Throughout the hour, we get small insights into the Palin daughters -- none more mischievous than middle daughter Willow who seesaws between troublesome and self-critical. "I look like a [garbled self-insult] Bristol," she complains to her older sister -- prompting an exasperated Sarah to utter the most revealing line of the episode: "Don't be so conscious, Willow."    

Then it was time for the big fishing expedition with Bristol followed by a romantic kayak with Todd -- a backdrop for some truly breathtaking Alaskan scenery and the appropriate forum for candidate Sarah to make her case to the American people. 

These are various quotes from the expedition -- and the messages we are meant to take away from them.

Sarah to the captain before boarding the fishing boat:  "We're ready to get out hands dirty."   

Subtext:  NObama dips his soft mocha hands into cucumber water before daintily spearing his frisee pear salad with a silver salad fork purchased with your tax dollars. Who would you rather see at ground zero after the next terrorist attack?

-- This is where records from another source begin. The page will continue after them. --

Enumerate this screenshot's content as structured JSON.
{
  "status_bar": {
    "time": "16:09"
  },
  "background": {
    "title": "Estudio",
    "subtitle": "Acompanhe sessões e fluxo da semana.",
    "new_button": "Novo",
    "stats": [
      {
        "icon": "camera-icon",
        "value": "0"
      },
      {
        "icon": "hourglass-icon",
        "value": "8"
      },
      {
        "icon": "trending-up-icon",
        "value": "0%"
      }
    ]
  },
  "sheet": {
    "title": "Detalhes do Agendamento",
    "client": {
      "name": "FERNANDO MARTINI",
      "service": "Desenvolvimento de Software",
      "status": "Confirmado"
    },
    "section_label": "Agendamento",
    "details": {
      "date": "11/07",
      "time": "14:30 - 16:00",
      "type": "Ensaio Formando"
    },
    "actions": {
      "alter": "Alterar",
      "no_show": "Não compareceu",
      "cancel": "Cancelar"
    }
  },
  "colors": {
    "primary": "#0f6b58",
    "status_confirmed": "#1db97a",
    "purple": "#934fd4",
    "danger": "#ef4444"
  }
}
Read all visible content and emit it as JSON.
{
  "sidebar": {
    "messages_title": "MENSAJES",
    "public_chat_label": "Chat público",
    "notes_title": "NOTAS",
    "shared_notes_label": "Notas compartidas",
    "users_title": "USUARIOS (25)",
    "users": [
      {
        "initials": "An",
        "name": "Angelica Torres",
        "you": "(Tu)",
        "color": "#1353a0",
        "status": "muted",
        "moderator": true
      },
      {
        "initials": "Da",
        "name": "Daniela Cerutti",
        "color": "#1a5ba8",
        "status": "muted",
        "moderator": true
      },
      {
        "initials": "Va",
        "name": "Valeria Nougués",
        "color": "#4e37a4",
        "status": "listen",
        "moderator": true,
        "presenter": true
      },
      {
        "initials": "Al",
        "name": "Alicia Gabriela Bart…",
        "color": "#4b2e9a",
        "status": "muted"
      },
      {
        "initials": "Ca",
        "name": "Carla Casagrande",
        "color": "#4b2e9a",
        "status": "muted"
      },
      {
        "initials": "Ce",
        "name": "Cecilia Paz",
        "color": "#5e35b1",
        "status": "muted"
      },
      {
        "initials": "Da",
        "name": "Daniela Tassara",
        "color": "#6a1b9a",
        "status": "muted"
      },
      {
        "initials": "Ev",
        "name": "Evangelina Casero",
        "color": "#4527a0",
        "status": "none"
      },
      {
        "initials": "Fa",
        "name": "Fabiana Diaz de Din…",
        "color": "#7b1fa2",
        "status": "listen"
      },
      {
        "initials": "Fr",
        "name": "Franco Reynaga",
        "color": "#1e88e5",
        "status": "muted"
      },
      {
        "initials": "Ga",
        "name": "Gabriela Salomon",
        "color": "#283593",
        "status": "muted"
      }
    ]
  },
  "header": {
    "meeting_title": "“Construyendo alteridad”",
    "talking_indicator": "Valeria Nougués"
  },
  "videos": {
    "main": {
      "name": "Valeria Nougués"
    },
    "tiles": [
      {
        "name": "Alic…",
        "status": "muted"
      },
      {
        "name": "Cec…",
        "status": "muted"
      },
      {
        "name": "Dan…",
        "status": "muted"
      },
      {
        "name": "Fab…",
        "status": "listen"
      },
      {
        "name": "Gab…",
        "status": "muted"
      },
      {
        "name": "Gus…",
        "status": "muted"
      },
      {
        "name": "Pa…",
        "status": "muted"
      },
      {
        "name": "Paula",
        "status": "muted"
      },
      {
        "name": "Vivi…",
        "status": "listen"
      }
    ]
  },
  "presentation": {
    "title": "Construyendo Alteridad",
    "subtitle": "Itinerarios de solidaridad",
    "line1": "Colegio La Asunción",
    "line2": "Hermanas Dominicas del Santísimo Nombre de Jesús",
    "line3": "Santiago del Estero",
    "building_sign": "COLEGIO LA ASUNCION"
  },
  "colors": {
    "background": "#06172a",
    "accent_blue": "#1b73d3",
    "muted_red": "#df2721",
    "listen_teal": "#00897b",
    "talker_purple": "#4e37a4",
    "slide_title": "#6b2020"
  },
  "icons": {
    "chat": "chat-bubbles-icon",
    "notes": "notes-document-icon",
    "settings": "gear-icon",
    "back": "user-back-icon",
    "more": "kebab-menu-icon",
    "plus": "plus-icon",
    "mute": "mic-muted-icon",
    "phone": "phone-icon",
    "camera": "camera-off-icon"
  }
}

Bristol to camera after Sarah helps pull an 80-pound halibut into the boat, explaining what she appreciates about her mother: "Seeing her work hard -- work ethic is the biggest life lesson."

Subtext:  The liberals want to take your halibut money and give it to environmentalists, abortionists, gay wedding caterers, Maury Povich talk show guests and Bank of America.

Sarah on the "slime line" at the Halibut fish processing plant: "Oh, I love that smell. It smells like work."

Subtext:  And it smells American -- unlike the illegal immigrants who cross our borders, have dirty monkey sex in government-subsidized accommodations and spray their 15 children all over our pristine corn fields.

Sarah to Todd during their kayak along the coast: "How come we can't ever be satisfied with tranquility and serenity? Why we gotta compete? Screw the finesse, I just gotta win!"

Subtext: Palin 2012. Get ready Pelosi commies.